12/05/2016 7:00 AM |

Early Wednesday morning, third graders in Marianne Wachtel’s class gathered on the floor, eager to introduce themselves to fellow students across the world. 

The Cutchogue East Elementary class participated in Skype-A-Thon, an international learning initiative run by Microsoft Education. Over two days, teachers and guest speakers in classrooms across the globe were paired up and had the opportunity to ask each other questions about where they live and what they do.

Ms. Wachtel’s class participated in two Skype sessions, one in the morning with ninth graders in India and one that afternoon with second and fourth graders in Virginia.

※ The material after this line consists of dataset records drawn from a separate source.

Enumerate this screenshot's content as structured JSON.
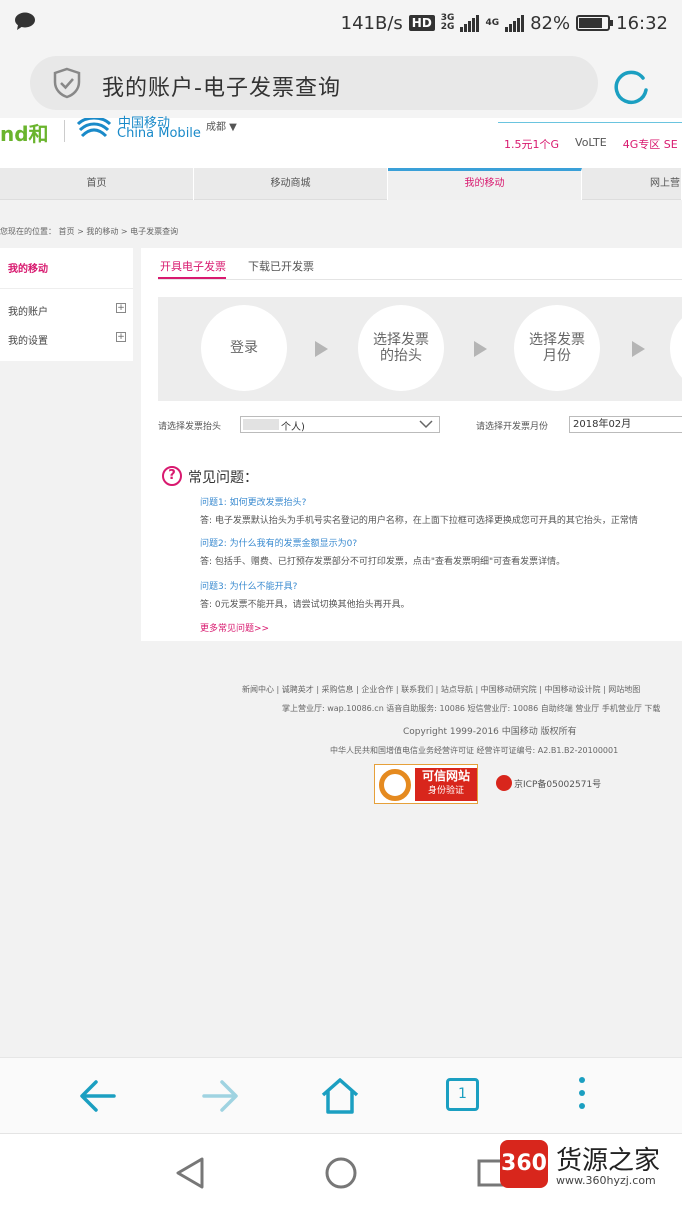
{
  "status_bar": {
    "speed": "141B/s",
    "hd": "HD",
    "net1_top": "3G",
    "net1_bottom": "2G",
    "net2": "4G",
    "battery": "82%",
    "battery_level": 0.82,
    "time": "16:32"
  },
  "browser": {
    "address_text": "我的账户-电子发票查询"
  },
  "site_header": {
    "logo_he": "nd和",
    "logo_cn": "中国移动",
    "logo_en": "China Mobile",
    "city": "成都 ▼",
    "promos": [
      "1.5元1个G",
      "VoLTE",
      "4G专区 SE"
    ]
  },
  "nav": {
    "items": [
      "首页",
      "移动商城",
      "我的移动",
      "网上营"
    ],
    "active_index": 2
  },
  "breadcrumb": "您现在的位置： 首页 > 我的移动 > 电子发票查询",
  "sidebar": {
    "title": "我的移动",
    "items": [
      {
        "label": "我的账户"
      },
      {
        "label": "我的设置"
      }
    ]
  },
  "main": {
    "tabs": [
      "开具电子发票",
      "下载已开发票"
    ],
    "steps": [
      "登录",
      "选择发票\n的抬头",
      "选择发票\n月份"
    ],
    "title_label": "请选择发票抬头",
    "title_value": "个人)",
    "month_label": "请选择开发票月份",
    "month_value": "2018年02月",
    "faq_title": "常见问题：",
    "faq": [
      {
        "q": "问题1: 如何更改发票抬头?",
        "a": "答: 电子发票默认抬头为手机号实名登记的用户名称，在上面下拉框可选择更换成您可开具的其它抬头，正常情"
      },
      {
        "q": "问题2: 为什么我有的发票金额显示为0?",
        "a": "答: 包括手、赠费、已打预存发票部分不可打印发票，点击\"查看发票明细\"可查看发票详情。"
      },
      {
        "q": "问题3: 为什么不能开具?",
        "a": "答: 0元发票不能开具，请尝试切换其他抬头再开具。"
      }
    ],
    "more": "更多常见问题>>"
  },
  "footer": {
    "links": "新闻中心 | 诚聘英才 | 采购信息 | 企业合作 | 联系我们 | 站点导航 | 中国移动研究院 | 中国移动设计院 | 网站地图",
    "hall": "掌上营业厅: wap.10086.cn 语音自助服务: 10086 短信营业厅: 10086 自助终端 营业厅 手机营业厅 下载",
    "copyright": "Copyright 1999-2016 中国移动 版权所有",
    "license": "中华人民共和国增值电信业务经营许可证 经营许可证编号: A2.B1.B2-20100001",
    "trust_t1": "可信网站",
    "trust_t2": "身份验证",
    "icp": "京ICP备05002571号"
  },
  "watermark": {
    "logo": "360",
    "name": "货源之家",
    "url": "www.360hyzj.com"
  },
  "colors": {
    "accent_pink": "#d8196f",
    "browser_blue": "#1b9fc1",
    "nav_active_bar": "#3aa0d8"
  }
}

In each session, both sets of students needed to ask each other questions to reveal their location.

“What colors are your flag?” and “What time is it where you are?” were some of the questions children shouted at the SMARTBoard screen.

The third graders were eager to learn about time differences — it was 7:30 p.m. in India when they Skyped — and cultural differences between the countries.

“In India we learned what music they listen to,” eight-year-old Olivia Lake said. “It’s called Bollywood.”

Claire McKenzie, 8, was interested to see that all the students had black hair and that they had different holidays in celebration of gods and goddesses. Jake Hutchinson, 8, said he was impressed they could speak three different languages.

“It was really cool to speak with people on the other side of the earth,” said eight-year-old Tyler Brown. “I learned different stuff, like they eat special food we’ve never heard of.”

When it came to speaking with students in Virginia, the Cutchogue East students were surprised and excited to learn all the similarities they shared and references they understood.

“I like sports, so I liked learning that they’re by the Redskins’ stadium,” said Brody Richart, 8.

The third graders were excited to hear the students had similar school days and liked the same foods — pizza and chicken nuggets.

Another fact the class enjoyed was realizing there were things the Virginia students shared with the ninth graders in India, who volunteered to come back to school after hours to be apart of the Skype call.

“We made a connection to India,” said Mason Marengo, 8. “Both [schools] have the same mascot. It’s a tiger.”

As the conversation with the Virginia students ended, Ms. Wachtel proposed the idea of doing a collaborative project to their teacher, Hannah Buttner, who eagerly agreed. Once both schools complete their portion of the project they’ll have another Skype session to share their work.

“It’s better than pen pals,” Brody said.